T-Mobile CFO Braxton Carter justifies the offers in a recent interview with CNET where he explains that the wireless carrier calculated the real estimated costs it would need to shell out to acquire rival customers.

Carter says that in most cases the early termination fees (ETFs) it would have to pay to entice customers to join T-Mobile would average about $150 per subscriber.

This is partly because T-Mobile estimates that most of the customers it would be courting would be deep into the lives of their respective contracts, resulting in somewhat lower ETFs.

As wireless carriers continue to be aggressive with ETF offers, big data analytics can help them determine the anticipated costs of such programs, the level of profitability they can expect to attain from different customer segments, along with the types of customers they are most likely to attract with these programs.

For example, getting family plan subscribers to switch can be an uphill battle, according to a recent study of mobile consumers conducted by research firm Strategy Analytics. In fact, just 11% of family plan subscribers are likely to churn, compared to 28% of individual subscribers, the firm notes.

For its part, T-Mobile is willing to pay “every cent of a family’s ETF,” according to T-Mobile CMO Mike Sievert. A family of four that switches from AT&T to T-Mobile could save $1,880 over two years, he says.

T-Mobile claims the strategy is working well. The company added 1.645 million customers in the fourth quarter of 2013 compared to 1.023 million customers in the third quarter and a loss of 32,000 customers in the fourth quarter of 2012, according to T-Mobile president and CEO John Legere.

Although pricing is driving many customers to switch carriers, it’s not the only factor that influences customer churn.

Many wireless customers don’t like being bound to contracts, which is something that T-Mobile and other players have eliminated. Meanwhile, service quality may be a guiding factor for other customers who are either satisfied or dissatisfied with their current carriers.

Predictive analytics can also be used to help leaders of a wireless carrier to identify customers that may be at risk of defecting to a competitor and determine the type of proactive actions that are most likely to prevent them from leaving.

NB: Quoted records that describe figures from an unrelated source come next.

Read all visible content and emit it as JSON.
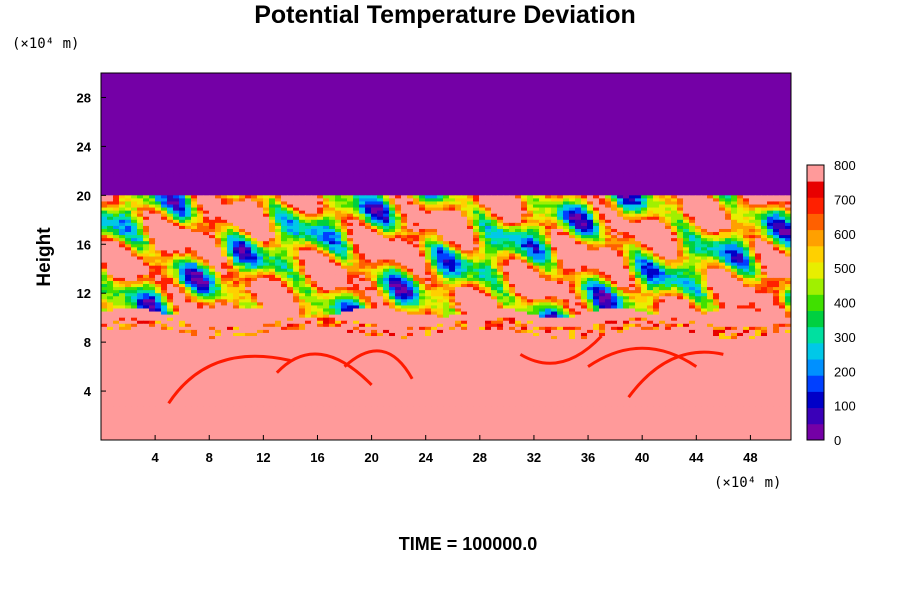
{
  "chart_data": {
    "type": "heatmap",
    "title": "Potential Temperature Deviation",
    "ylabel": "Height",
    "y_unit_label": "(×10⁴ m)",
    "x_unit_label": "(×10⁴ m)",
    "xlim": [
      0,
      51
    ],
    "ylim": [
      0,
      30
    ],
    "x_ticks": [
      4,
      8,
      12,
      16,
      20,
      24,
      28,
      32,
      36,
      40,
      44,
      48
    ],
    "y_ticks": [
      4,
      8,
      12,
      16,
      20,
      24,
      28
    ],
    "colorbar": {
      "min": 0,
      "max": 800,
      "ticks": [
        0,
        100,
        200,
        300,
        400,
        500,
        600,
        700,
        800
      ]
    },
    "time_label": "TIME = 100000.0",
    "field_summary": [
      {
        "y_range": [
          20,
          30
        ],
        "value": 0,
        "description": "uniform lowest value above height 20"
      },
      {
        "y_range": [
          11,
          20
        ],
        "value": "mixed",
        "description": "turbulent layer mixing 0 to 800"
      },
      {
        "y_range": [
          0,
          11
        ],
        "value": 780,
        "description": "mostly near-maximum with red arc features"
      }
    ],
    "colors": {
      "low": "#7400a6",
      "high": "#ff9a9a",
      "palette": [
        "#7400a6",
        "#3a00b8",
        "#0000c8",
        "#0040ff",
        "#0090ff",
        "#00c8e8",
        "#00e0a0",
        "#00d040",
        "#40e000",
        "#a0f000",
        "#e8ee00",
        "#ffd000",
        "#ffa000",
        "#ff6000",
        "#ff2000",
        "#e80000",
        "#ff9a9a"
      ]
    }
  }
}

For instance, a high-value wireless customer who expresses dissatisfaction with the carrier’s pricing during a customer service interaction could be presented with an offer based on an analysis of his usage as well as comparable offers that have been made to similar customers that have resulted in high levels of retention.

The analysis could include the anticipated level of profitability an accepted offer would generate for the carrier versus the cost of losing the customer outright.